Scientists have revisited data from NASA's 1976 mission to Mars, and say the recent evidence of water, organic molecules, and methane in the Martian environment means we have to consider that life was discovered on the Red Planet four decades ago.
The researchers, who found ambiguous chemical signals in Martian soil collected by NASA's two Viking landers in 1976, say that everything we've discovered on Mars since makes the case for biological activity stronger than ever.
"Even if one is not convinced that the Viking results give strong evidence for life on Mars, this paper clearly shows that the possibility must be considered. We cannot rule out the biological explanation," says NASA astrobiologist Chris McKay, senior editor of the journal Astrobiology, where the paper has been published.
To be clear, the two researchers - Gilbert V. Levin from Arizona State University and Patricia Ann Straat from the US National Institutes of Health - aren't claiming that the 1976 Viking mission definitely found life.
But what they are saying is when they examined the biological and non-biological hypotheses to explain what the landers originally found, the experimental evidence pointed to extant life being a "strong possibility", whereas the non-biological interpretations were "not conclusive".
This goes against the widespread opinion at the time (and ever since) that the results of the Viking labeled release (LR) experiment, which involved on-site soil analysis by the landers, did not produce signs of biological processes.
"[I]n the absence of a non-biological agent that satisfies all Viking findings, and in view of environmental evidence that Mars may well be able to support extant life, it seems prudent that the scientific community maintain biology as a viable explanation of the LR experimental results," they conclude.
Okay so let's take a step back here and run through the history of this very weird case.
NASA's Viking Mission to Mars involved sending two spacecraft, Viking 1 and Viking 2, to Mars to obtain high resolution images of the Martian surface, characterise the structure and composition of the atmosphere and surface, and to search for evidence of life.
Viking 1 arrived at Mars on 19 June 1976, and Viking 2 touched down at the Utopia Planitia on 3 September 1976.
During their time on the surface, the landers performed the LR experiment, where samples of Martian soil - collected 6,437 km (4,000 miles) apart - were mixed with a drop of dilute aqueous nutrient solution.
The gas produced by this reaction was then monitored for hints of biological processes at work in the soil. Specifically, if the radioactive 14CO2 isotope was detected, it could be considered as evidence of microorganisms in the soil metabolising certain nutrients.
To everyone's surprise, the samples tested positive for this isotope.
"The minute the nutrients were mixed with the soil sample, you got something like 10,000 counts [of radioactive molecules]," Joseph Miller, a former NASA space shuttle project director who was involved in the original experiment, told National Geographic.
That was a huge spike from the 50 or 60 counts that usually result from the natural background radiation on Mars.
A number of control experiments were also performed, including heating some Martian soil samples to different temperatures, and keeping others in the dark for months - things that were supposed to 'kill off' any life in the soil. These samples came back negative for the isotope, which only strengthened the case for life.
But when the landers performed follow-up experiments, they all delivered negative results, and NASA dismissed the possibility of microbe detection outright.
Just about everyone argued that the original signals were geological rather than biological, but Levin and Straat have been arguing the case for life ever since.
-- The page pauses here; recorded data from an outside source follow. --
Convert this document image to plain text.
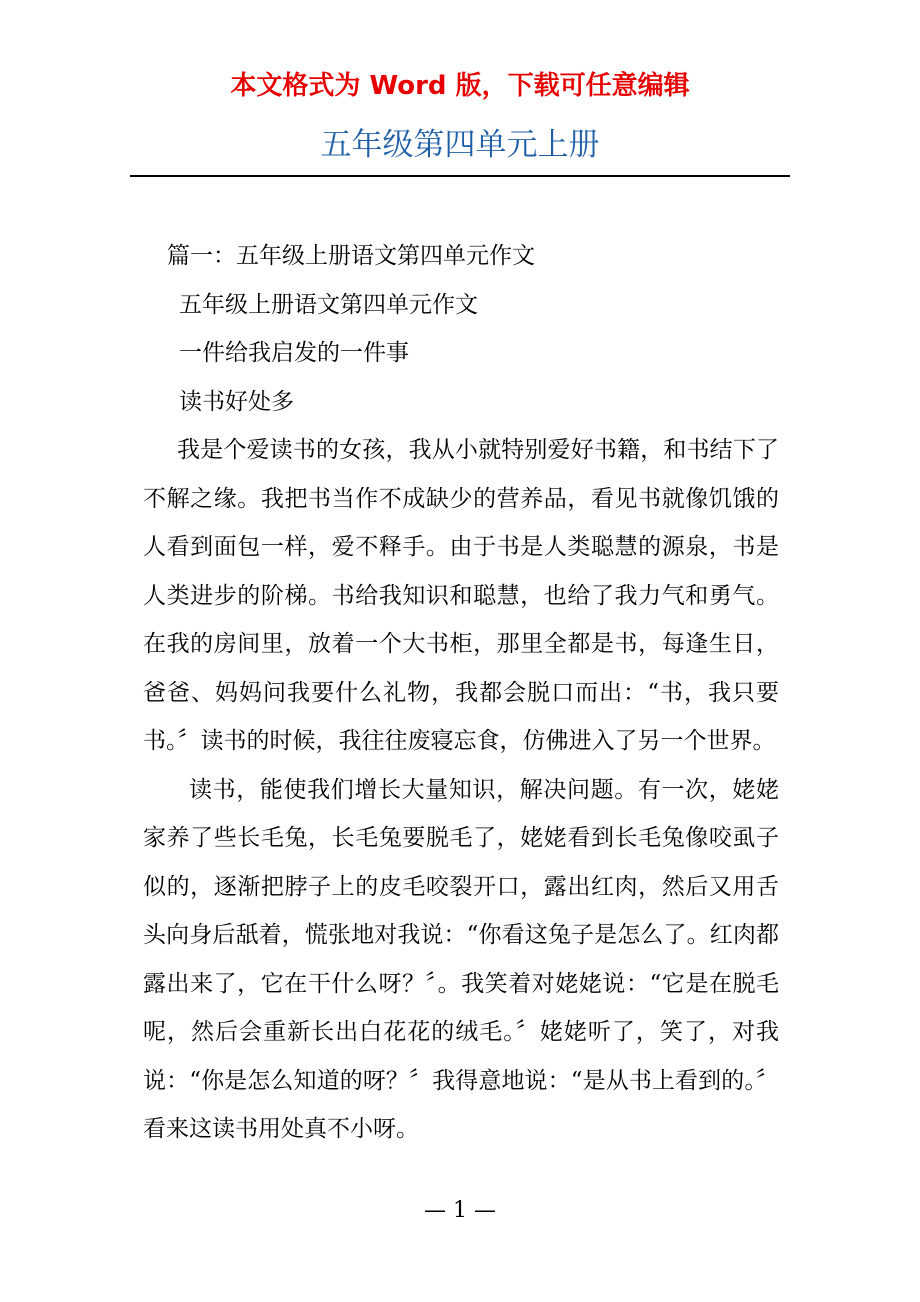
本文格式为 Word 版，下载可任意编辑
五年级第四单元上册

篇一：五年级上册语文第四单元作文

五年级上册语文第四单元作文

一件给我启发的一件事

读书好处多

我是个爱读书的女孩，我从小就特别爱好书籍，和书结下了不解之缘。我把书当作不成缺少的营养品，看见书就像饥饿的人看到面包一样，爱不释手。由于书是人类聪慧的源泉，书是人类进步的阶梯。书给我知识和聪慧，也给了我力气和勇气。在我的房间里，放着一个大书柜，那里全都是书，每逢生日，爸爸、妈妈问我要什么礼物，我都会脱口而出：“书，我只要书。〞读书的时候，我往往废寝忘食，仿佛进入了另一个世界。

读书，能使我们增长大量知识，解决问题。有一次，姥姥家养了些长毛兔，长毛兔要脱毛了，姥姥看到长毛兔像咬虱子似的，逐渐把脖子上的皮毛咬裂开口，露出红肉，然后又用舌头向身后舐着，慌张地对我说：“你看这兔子是怎么了。红肉都露出来了，它在干什么呀？〞。我笑着对姥姥说：“它是在脱毛呢，然后会重新长出白花花的绒毛。〞姥姥听了，笑了，对我说：“你是怎么知道的呀？〞我得意地说：“是从书上看到的。〞看来这读书用处真不小呀。

— 1 —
Now they've come out with a new paper that claims everything we've found on Mars since 1976 puts geological explanations into even greater question.
"The general consensus at the time of Viking was that the LR positive response was non-biologically caused," they explain. "However, since then, information from later missions to Mars has called the basis of that consensus into question, and it is timely to reconsider a biological explanation for the LR results."
"[S]o far, no non-biological explanation has met all the criteria," they add.
Their argument focusses on the fact that in recent years, we have evidence to suggest that Mars isn't as inhospitable as we once thought. They say signs that water played a big role in much of Mars's history could mean life arose in more when the planet was wetter, and then adapted as it dried out.
"Life may therefore still exist, if only in a cryptobiotic state, subject to resuscitation whenever water becomes available," they explain.
They add that the sporadic appearance of methane points to methanogens - microorganisms that produce methane as a metabolic byproduct in harsh conditions - as possible Martian life-forms.
It's a long shot, and they know it, but what Levin and Straat hope will come from their 'renewed case for life' is a greater urgency from NASA and other space agencies to keep looking for signs of biological activity on Mars, and stricter policies when it comes to contamination risks.
"It is noted, however, that Mars may already have been infected by the many spacecraft that have landed there; although Viking was heat-treated to reduce microbial counts, no other spacecraft have been similarly treated," they caution.
The paper has been published in Astrobiology.